Für die Aktienmärkte in Deutschland rechnen wir in Bezug auf die Bundestagswahl mit wenigen Impulsen. Deutschland insgesamt und viele seiner Unternehmen sind sehr exportorientiert aufgestellt. Für den deutschen Aktienmarkt sind aus unserer Sicht daher vielmehr die Geldpolitik sowie die internationale Konjunkturentwicklung entscheidend. Auswirkungen durch die Bundestagswahl könnte es jedoch in bestimmten Branchen und bei einzelnen Unternehmen geben. So könnten Unternehmen aus dem Industriesektor aufgrund zunehmender Investitionen in den Bereichen Elektromobilität, Bahninfrastruktur und Windkraft profitieren. Zudem wird die Stromnachfrage weiter zunehmen, sodass auch Versorger zu Gewinnern zählen könnten. Einige Versorgungsunternehmen könnten allerdings auch negativ von einem möglicherweise schnelleren Kohle-Ausstieg betroffen sein. Deshalb muss in diesem Bereich genau differenziert werden.

In welchen Bereichen rechnen Sie mit negativen Effekten?
Insbesondere bei einer Regierungsbeteiligung der Grünen erwarten wir in den Bereichen Luftfahrt, Flughäfen, Chemie und Wohnungsbauunternehmen negative Effekte. Die jüngsten Ideen zum Verbot von Inlandsflügen werfen hier ihre Schatten voraus. Ein besonderes Augenmerk sollte bei einer Regierungsbildung Rot-Grün-Rot auf den Rentenmarkt gelegt werden. Ein solches Bündnis könnte nämlich eine Kurskorrektur in der Europapolitik mit höheren Transferzahlungen zur Folge haben. Bundesanleihen dürften in einem solchen Szenario unter Druck geraten. Anleihen aus der europäischen Peripherie sollten dagegen davon profitieren. Ein Jamaika-Bündnis könnte hingegen den gegenteiligen Effekt auslösen. In diesem Fall wären Bundesanleihen aufgrund der Aussicht auf stabile Staatsfinanzen stärker gefragt.

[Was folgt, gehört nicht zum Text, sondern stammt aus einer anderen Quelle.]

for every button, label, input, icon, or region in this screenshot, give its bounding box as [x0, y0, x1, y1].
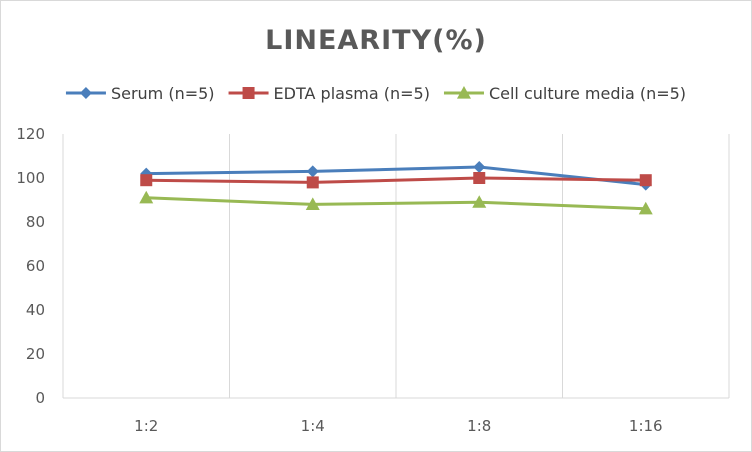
data-point	[140, 174, 153, 187]
data-point	[638, 201, 653, 215]
series-2	[140, 172, 652, 189]
y-tick-label: 120	[16, 125, 45, 143]
data-point	[305, 197, 320, 210]
legend-label: EDTA plasma (n=5)	[274, 84, 430, 103]
y-tick-label: 40	[26, 301, 45, 319]
legend-marker	[456, 86, 471, 99]
y-tick-label: 20	[26, 345, 45, 363]
legend-marker	[79, 87, 92, 99]
data-point	[306, 165, 319, 178]
y-tick-label: 80	[26, 213, 45, 231]
x-tick-label: 1:16	[629, 417, 663, 435]
y-tick-label: 60	[26, 257, 45, 275]
series-line	[146, 165, 646, 187]
data-point	[473, 172, 486, 184]
gridlines	[62, 134, 730, 398]
axes: 0 20 40 60 80 100 120 1:2 1:4 1:8 1:16	[16, 125, 729, 435]
data-point	[139, 190, 154, 204]
series-line	[146, 196, 646, 211]
y-tick-label: 0	[35, 389, 45, 407]
x-tick-label: 1:4	[301, 417, 325, 435]
series-line	[146, 176, 646, 184]
data-point	[472, 195, 487, 208]
data-point	[306, 176, 319, 189]
legend-label: Serum (n=5)	[111, 84, 215, 103]
series-group	[139, 161, 653, 215]
x-tick-label: 1:8	[467, 417, 491, 435]
y-tick-label: 100	[16, 169, 45, 187]
legend-marker	[242, 87, 255, 99]
chart-title: LINEARITY(%)	[265, 25, 487, 56]
data-point	[473, 161, 486, 173]
series-3	[139, 190, 653, 215]
x-tick-label: 1:2	[134, 417, 158, 435]
data-point	[639, 174, 652, 187]
legend: Serum (n=5) EDTA plasma (n=5) Cell culture…	[65, 84, 686, 103]
legend-label: Cell culture media (n=5)	[489, 84, 686, 103]
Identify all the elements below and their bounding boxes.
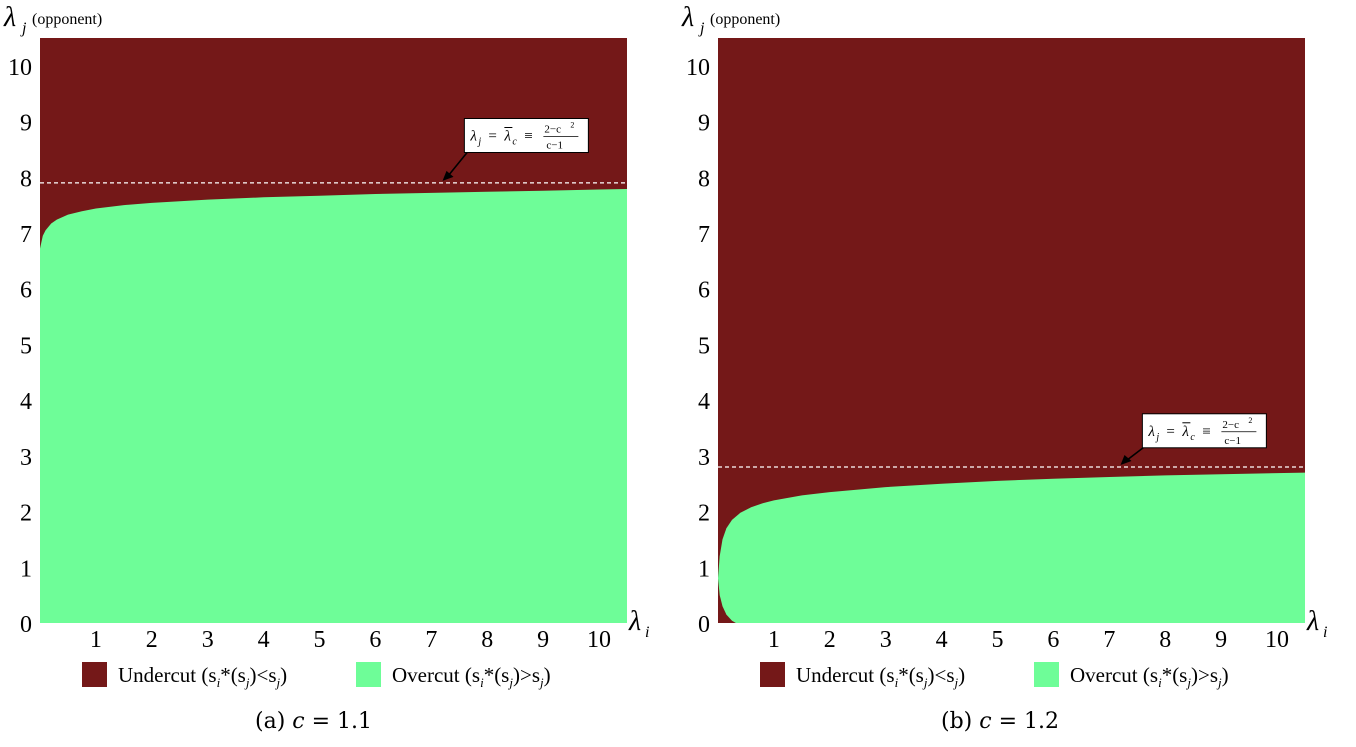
panel-b-annotation-num-sup: 2 (1248, 416, 1252, 425)
caption-a-letter: (a) (255, 709, 286, 734)
panel-b-y-label-sub: j (698, 20, 705, 37)
caption-b-value: = 1.2 (998, 709, 1059, 734)
panel-a-x-tick-label: 10 (587, 627, 611, 653)
panel-b-x-tick-label: 1 (768, 627, 780, 653)
panel-a-x-tick-label: 2 (146, 627, 158, 653)
panel-a-y-tick-label: 6 (20, 278, 32, 304)
panel-b-y-tick-label: 5 (698, 333, 710, 359)
panel-a-annotation-den: c−1 (546, 140, 563, 152)
panel-a-annotation-rhs: λ (503, 129, 511, 145)
panel-b-x-tick-label: 7 (1103, 627, 1115, 653)
panel-b-annotation-equiv: ≡ (1202, 424, 1210, 440)
panel-a-y-tick-label: 2 (20, 501, 32, 527)
panel-a-legend-label-undercut: Undercut (si*(sj)<sj) (118, 663, 287, 690)
panel-a-overcut-region (40, 189, 627, 623)
panel-b-x-tick-label: 9 (1215, 627, 1227, 653)
panel-a-y-tick-label: 9 (20, 111, 32, 137)
panel-a-legend-swatch-undercut (82, 662, 107, 687)
caption-a-value: = 1.1 (311, 709, 373, 734)
panel-b-y-tick-label: 1 (698, 556, 710, 582)
caption-a: (a) c = 1.1 (255, 709, 372, 734)
panel-b-x-tick-label: 6 (1047, 627, 1059, 653)
panel-b-annotation-eq: = (1166, 424, 1174, 440)
panel-b-annotation-den: c−1 (1224, 435, 1241, 447)
panel-b-y-tick-label: 4 (698, 389, 710, 415)
panel-a-x-label-main: λ (628, 606, 641, 637)
panel-b-y-tick-label: 7 (698, 222, 710, 248)
panel-b-annotation-lhs-sub: j (1154, 432, 1159, 443)
panel-b-annotation-num: 2−c (1222, 419, 1239, 431)
panel-b-y-tick-label: 9 (698, 111, 710, 137)
panel-b-annotation-box (1141, 413, 1267, 449)
panel-b-y-tick-label: 2 (698, 501, 710, 527)
panel-a-annotation-equiv: ≡ (524, 129, 532, 145)
panel-b-legend-label-overcut: Overcut (si*(sj)>sj) (1070, 663, 1229, 690)
panel-a-y-tick-label: 0 (20, 612, 32, 638)
panel-a-y-tick-label: 1 (20, 556, 32, 582)
panel-a-x-tick-label: 3 (202, 627, 214, 653)
panel-b-legend-label-undercut: Undercut (si*(sj)<sj) (796, 663, 965, 690)
panel-b-overcut-region (718, 472, 1305, 623)
panel-b-y-label-main: λ (681, 2, 694, 33)
panel-a-y-label-main: λ (3, 2, 16, 33)
panel-a-x-tick-label: 8 (481, 627, 493, 653)
panel-a-annotation-num: 2−c (544, 124, 561, 136)
panel-a-annotation-arrowhead (442, 170, 454, 181)
panel-a-annotation-num-sup: 2 (570, 121, 574, 130)
panel-b-x-label-sub: i (1323, 624, 1327, 641)
caption-a-param: c (292, 709, 305, 734)
panel-a-annotation-rhs-sub: c (512, 137, 517, 148)
panel-a-x-tick-label: 4 (258, 627, 270, 653)
panel-b-annotation-rhs-sub: c (1190, 432, 1195, 443)
caption-b-letter: (b) (941, 709, 973, 734)
panel-a-x-tick-label: 9 (537, 627, 549, 653)
panel-b-y-tick-label: 6 (698, 278, 710, 304)
panel-a-legend-swatch-overcut (356, 662, 381, 687)
panel-b-y-tick-label: 3 (698, 445, 710, 471)
panel-a-x-tick-label: 6 (369, 627, 381, 653)
panel-b-x-tick-label: 10 (1265, 627, 1289, 653)
panel-a-legend-label-overcut: Overcut (si*(sj)>sj) (392, 663, 551, 690)
panel-a-annotation-arrow (445, 147, 471, 179)
panel-a-y-tick-label: 8 (20, 166, 32, 192)
panel-b-legend-swatch-overcut (1034, 662, 1059, 687)
panel-a-y-tick-label: 4 (20, 389, 32, 415)
panel-b-annotation-arrowhead (1120, 455, 1132, 465)
panel-a-x-tick-label: 7 (425, 627, 437, 653)
panel-b-x-tick-label: 5 (992, 627, 1004, 653)
panel-b-y-label-note: (opponent) (710, 11, 780, 28)
panel-a-y-label-note: (opponent) (32, 11, 102, 28)
panel-a-annotation-lhs: λ (469, 129, 477, 145)
panel-a-annotation-eq: = (488, 129, 496, 145)
panel-a-y-tick-label: 3 (20, 445, 32, 471)
panel-b-y-tick-label: 8 (698, 166, 710, 192)
caption-b: (b) c = 1.2 (941, 709, 1059, 734)
panel-b-y-tick-label: 0 (698, 612, 710, 638)
panel-b-annotation-rhs: λ (1181, 424, 1189, 440)
panel-b-x-tick-label: 3 (880, 627, 892, 653)
panel-b-y-tick-label: 10 (686, 55, 710, 81)
panel-b-annotation-lhs: λ (1147, 424, 1155, 440)
panel-a-annotation-box (463, 118, 589, 153)
panel-a-y-tick-label: 10 (8, 55, 32, 81)
panel-a-x-label-sub: i (645, 624, 649, 641)
panel-a-x-tick-label: 5 (314, 627, 326, 653)
panel-b-legend-swatch-undercut (760, 662, 785, 687)
panel-a-annotation-lhs-sub: j (476, 137, 481, 148)
caption-b-param: c (979, 709, 992, 734)
panel-b-x-tick-label: 2 (824, 627, 836, 653)
panel-a-x-tick-label: 1 (90, 627, 102, 653)
panel-b-x-tick-label: 4 (936, 627, 948, 653)
panel-a-y-label-sub: j (20, 20, 27, 37)
panel-b-x-label-main: λ (1306, 606, 1319, 637)
panel-a-y-tick-label: 7 (20, 222, 32, 248)
panel-a-y-tick-label: 5 (20, 333, 32, 359)
panel-b-x-tick-label: 8 (1159, 627, 1171, 653)
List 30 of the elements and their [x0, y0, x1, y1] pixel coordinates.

Was wäre für Anleger der ungünstigste Wahlausgang und warum?
Wir rechnen damit, dass eine Rot-Grün-Rote Regierung von den Kapitalmarktteilnehmern am negativsten beurteilt würde. Es würde wahrscheinlich zu Kursabschlägen an den deutschen Aktienmärkten kommen. Sollte dieses Szenario in den kommenden Wochen wahrscheinlicher werden, würden Anleger, die stark in deutschen Aktien investiert sind, diese Werte wohl gegen internationale Aktien tauschen. Der politische Einfluss sollte zwar auf bestimmte Branchen, wie zum Beispiel die Wohnungsbauunternehmen, die Luftfahrtindustrie, Unternehmen, die besonders viel CO² ausstoßen und die Chemieindustrie begrenzt bleiben. Allerdings könnte im Falle einer Rot-Grün-Roten Regierungsbildung das Sentiment für deutsche Aktien insgesamt, insbesondere unter ausländischen Investoren, für eine längere Zeit belastet sein.

Was erhoffen Sie sich von der kommenden Regierungsperiode?
Es braucht eine Strategie, wie sich Deutschland im Zeitalter der Digitalisierung, des Klimawandels, der geopolitischen Spannungen und der demografischen Entwicklung positioniert, um nachhaltiges Wachstum zu erzeugen. Gleichzeitig muss das Land wettbewerbsfähig und innovativ bleiben. Dabei sollte Nachhaltigkeit in ökologischer und sozialer Hinsicht als Chance für Deutschland und seine Unternehmen begriffen werden. Es sollte hervorgehoben werden, wie wichtig der Kapitalmarkt, die private Vermögensbildung sowie die Altersvorsorge sind. Nicht zuletzt wäre ein stärkerer Einfluss auf EU-Ebene wünschenswert. Damit ließe sich die Souveränität der EU stärken und Europa könnte außenpolitisch auf Augenhöhe mit den USA und China agieren. Darüber hinaus wäre es wünschenswert, wenn marktwirtschaftliche Steuerungselemente wieder an Bedeutung gewinnen würden. Das würde helfen, anstehende Herausforderungen wie Klimawandel und Migration ökonomisch zu stemmen.